Утром шли уроки. Все четверо очень скоро постигли первую премудрость французского языка. Во время рекреаций устраивались игры — и Фанни была тут же, и участвовала во всем, следя за младшим и втайне любуясь им, его внезапными выдумками, постепенному подчинению остальных. Под праздник, в сумерках, Фанни собирала вокруг себя детей на большом диване, читала им вслух или заставляла их самих по очереди придумывать и рассказывать всякие истории. Пьер фантазировал в стихах и в прозе, преимущественно на темы божественные и патриотические. Иногда, оставаясь с Фанни наедине, он объяснялся ей в любви; рыдая, однажды он объяснился в любви отцу; о матери он говорил, как о ком-то богоравном. Казалось, сердце его разрывается от каких-то мучительных и сладких чувств — восторга, жалости — то к Жанне д'Арк, то к Веничке, то к котенку, то к Людовику XVII, дофину, историю которого он только что узнал. Он сильно чувствовал, выражался иногда чрезвычайно возвышенно и в тетрадках своих злоупотреблял восклицательными знаками.

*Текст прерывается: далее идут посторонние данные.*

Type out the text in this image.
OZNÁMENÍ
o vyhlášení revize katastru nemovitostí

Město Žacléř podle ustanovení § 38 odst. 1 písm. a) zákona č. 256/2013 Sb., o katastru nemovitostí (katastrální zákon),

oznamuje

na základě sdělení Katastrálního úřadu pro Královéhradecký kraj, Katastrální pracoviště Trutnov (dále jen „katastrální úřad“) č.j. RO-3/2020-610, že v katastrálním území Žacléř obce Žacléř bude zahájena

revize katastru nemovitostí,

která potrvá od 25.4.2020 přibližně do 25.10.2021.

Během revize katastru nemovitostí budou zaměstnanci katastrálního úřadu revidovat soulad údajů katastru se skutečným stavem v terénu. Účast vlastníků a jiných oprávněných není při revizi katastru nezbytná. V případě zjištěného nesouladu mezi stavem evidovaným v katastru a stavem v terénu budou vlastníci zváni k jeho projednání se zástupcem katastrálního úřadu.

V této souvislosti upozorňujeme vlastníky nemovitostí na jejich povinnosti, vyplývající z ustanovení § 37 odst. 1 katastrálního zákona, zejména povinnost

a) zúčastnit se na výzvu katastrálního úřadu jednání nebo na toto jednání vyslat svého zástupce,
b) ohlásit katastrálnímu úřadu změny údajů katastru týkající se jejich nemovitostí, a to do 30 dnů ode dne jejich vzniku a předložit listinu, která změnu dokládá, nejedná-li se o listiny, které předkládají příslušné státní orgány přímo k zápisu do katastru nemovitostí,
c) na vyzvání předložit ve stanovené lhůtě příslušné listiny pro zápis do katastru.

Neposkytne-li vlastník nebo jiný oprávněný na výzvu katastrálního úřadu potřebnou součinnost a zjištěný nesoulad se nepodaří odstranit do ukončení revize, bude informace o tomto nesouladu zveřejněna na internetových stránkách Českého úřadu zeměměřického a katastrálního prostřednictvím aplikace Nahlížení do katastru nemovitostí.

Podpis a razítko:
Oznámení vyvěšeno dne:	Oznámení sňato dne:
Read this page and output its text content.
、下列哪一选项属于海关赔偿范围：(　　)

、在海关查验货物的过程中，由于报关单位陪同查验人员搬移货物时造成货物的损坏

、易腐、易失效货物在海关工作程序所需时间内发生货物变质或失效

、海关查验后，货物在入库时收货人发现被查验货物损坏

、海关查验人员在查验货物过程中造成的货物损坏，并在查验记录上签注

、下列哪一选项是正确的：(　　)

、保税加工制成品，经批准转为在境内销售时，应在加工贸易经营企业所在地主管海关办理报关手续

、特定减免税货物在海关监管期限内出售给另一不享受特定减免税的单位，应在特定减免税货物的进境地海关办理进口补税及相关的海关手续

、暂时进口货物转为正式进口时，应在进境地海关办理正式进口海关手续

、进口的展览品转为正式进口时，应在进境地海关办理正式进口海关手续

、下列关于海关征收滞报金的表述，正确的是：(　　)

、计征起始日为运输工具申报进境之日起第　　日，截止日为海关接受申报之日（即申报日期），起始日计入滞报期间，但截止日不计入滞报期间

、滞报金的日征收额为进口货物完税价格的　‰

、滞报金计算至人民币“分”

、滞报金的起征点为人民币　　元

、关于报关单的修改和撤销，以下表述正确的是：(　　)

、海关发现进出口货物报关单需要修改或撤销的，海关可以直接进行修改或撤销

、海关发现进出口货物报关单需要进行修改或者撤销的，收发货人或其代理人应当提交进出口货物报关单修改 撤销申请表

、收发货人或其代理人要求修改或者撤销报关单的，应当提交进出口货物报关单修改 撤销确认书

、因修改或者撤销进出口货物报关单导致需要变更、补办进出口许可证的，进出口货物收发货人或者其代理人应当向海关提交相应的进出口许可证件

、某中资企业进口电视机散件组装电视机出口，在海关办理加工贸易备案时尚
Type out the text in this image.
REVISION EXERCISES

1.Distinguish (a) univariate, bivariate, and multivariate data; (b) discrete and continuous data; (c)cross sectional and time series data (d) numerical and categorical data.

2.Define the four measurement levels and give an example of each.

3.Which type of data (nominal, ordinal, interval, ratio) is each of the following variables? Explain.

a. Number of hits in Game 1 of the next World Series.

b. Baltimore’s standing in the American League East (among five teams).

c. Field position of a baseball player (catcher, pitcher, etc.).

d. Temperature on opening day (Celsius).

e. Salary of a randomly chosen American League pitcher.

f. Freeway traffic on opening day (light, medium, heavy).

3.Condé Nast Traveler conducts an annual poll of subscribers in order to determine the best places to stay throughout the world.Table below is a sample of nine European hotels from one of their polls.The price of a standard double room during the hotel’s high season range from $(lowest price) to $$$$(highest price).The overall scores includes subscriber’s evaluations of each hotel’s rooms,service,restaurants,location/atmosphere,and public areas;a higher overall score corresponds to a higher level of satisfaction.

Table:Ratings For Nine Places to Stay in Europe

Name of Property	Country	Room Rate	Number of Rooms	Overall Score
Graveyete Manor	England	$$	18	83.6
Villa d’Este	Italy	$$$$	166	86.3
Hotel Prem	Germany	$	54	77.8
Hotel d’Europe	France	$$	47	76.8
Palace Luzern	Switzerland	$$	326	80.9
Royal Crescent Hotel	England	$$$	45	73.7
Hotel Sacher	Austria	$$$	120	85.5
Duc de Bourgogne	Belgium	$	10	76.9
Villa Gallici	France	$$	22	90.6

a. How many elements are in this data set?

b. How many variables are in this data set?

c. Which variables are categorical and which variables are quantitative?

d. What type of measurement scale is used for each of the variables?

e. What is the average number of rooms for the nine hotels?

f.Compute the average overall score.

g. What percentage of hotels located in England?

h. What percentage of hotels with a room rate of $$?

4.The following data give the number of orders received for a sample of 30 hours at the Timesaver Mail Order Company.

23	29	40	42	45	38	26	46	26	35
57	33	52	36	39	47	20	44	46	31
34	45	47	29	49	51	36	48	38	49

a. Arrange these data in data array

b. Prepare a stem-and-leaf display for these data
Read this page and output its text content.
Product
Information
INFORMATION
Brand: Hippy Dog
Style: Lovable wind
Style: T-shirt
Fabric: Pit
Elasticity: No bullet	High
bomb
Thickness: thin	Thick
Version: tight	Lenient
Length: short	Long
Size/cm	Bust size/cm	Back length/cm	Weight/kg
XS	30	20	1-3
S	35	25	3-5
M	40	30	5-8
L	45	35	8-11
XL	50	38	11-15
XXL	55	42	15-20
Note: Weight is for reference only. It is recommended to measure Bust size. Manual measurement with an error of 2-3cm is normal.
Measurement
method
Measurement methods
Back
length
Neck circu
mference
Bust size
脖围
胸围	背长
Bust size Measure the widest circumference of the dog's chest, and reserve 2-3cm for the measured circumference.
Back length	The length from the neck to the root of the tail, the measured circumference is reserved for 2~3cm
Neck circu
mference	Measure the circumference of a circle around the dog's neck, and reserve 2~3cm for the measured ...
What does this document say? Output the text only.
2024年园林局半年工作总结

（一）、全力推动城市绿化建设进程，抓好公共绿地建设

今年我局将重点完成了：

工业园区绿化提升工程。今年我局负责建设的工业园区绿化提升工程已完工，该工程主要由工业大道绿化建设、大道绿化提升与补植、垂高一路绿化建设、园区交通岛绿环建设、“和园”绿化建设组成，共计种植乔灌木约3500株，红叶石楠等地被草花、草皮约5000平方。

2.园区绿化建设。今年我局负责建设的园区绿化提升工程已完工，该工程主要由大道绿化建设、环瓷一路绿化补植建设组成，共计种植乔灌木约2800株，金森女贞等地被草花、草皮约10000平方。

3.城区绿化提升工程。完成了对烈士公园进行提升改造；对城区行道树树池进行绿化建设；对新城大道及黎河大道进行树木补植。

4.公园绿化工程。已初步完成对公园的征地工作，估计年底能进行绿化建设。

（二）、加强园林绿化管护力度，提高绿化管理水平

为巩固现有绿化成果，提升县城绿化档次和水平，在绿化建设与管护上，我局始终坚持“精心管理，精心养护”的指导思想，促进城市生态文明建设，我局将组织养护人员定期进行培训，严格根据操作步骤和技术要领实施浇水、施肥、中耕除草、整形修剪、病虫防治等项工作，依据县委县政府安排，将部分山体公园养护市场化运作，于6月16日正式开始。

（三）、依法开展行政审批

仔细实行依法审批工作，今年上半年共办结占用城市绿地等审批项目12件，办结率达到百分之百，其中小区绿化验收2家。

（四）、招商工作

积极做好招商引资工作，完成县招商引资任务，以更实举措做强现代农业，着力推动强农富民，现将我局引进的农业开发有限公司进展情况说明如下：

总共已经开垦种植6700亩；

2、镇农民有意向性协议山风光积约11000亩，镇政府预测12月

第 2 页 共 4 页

Особенно вдохновляли его в то время мысли о величии России, о русском Боге, о русской природе. Он брал карту Европы, по которой Фанни учила его, целовал со страстью зеленое пространство от Варшавы до Воткинска и в сердцах плевал на остальное. Фанни остановила его: разве там, куда ты плюешь, люди не говорят Богу, как и ты, «Отче наш»? И если ты плюешь на Европу, то, значит, ты плюешь и на меня?
Он поднял на нее бледное, курносое лицо: не браните меня, милая Фанни, сказал он, ведь я прикрыл ладонью Францию…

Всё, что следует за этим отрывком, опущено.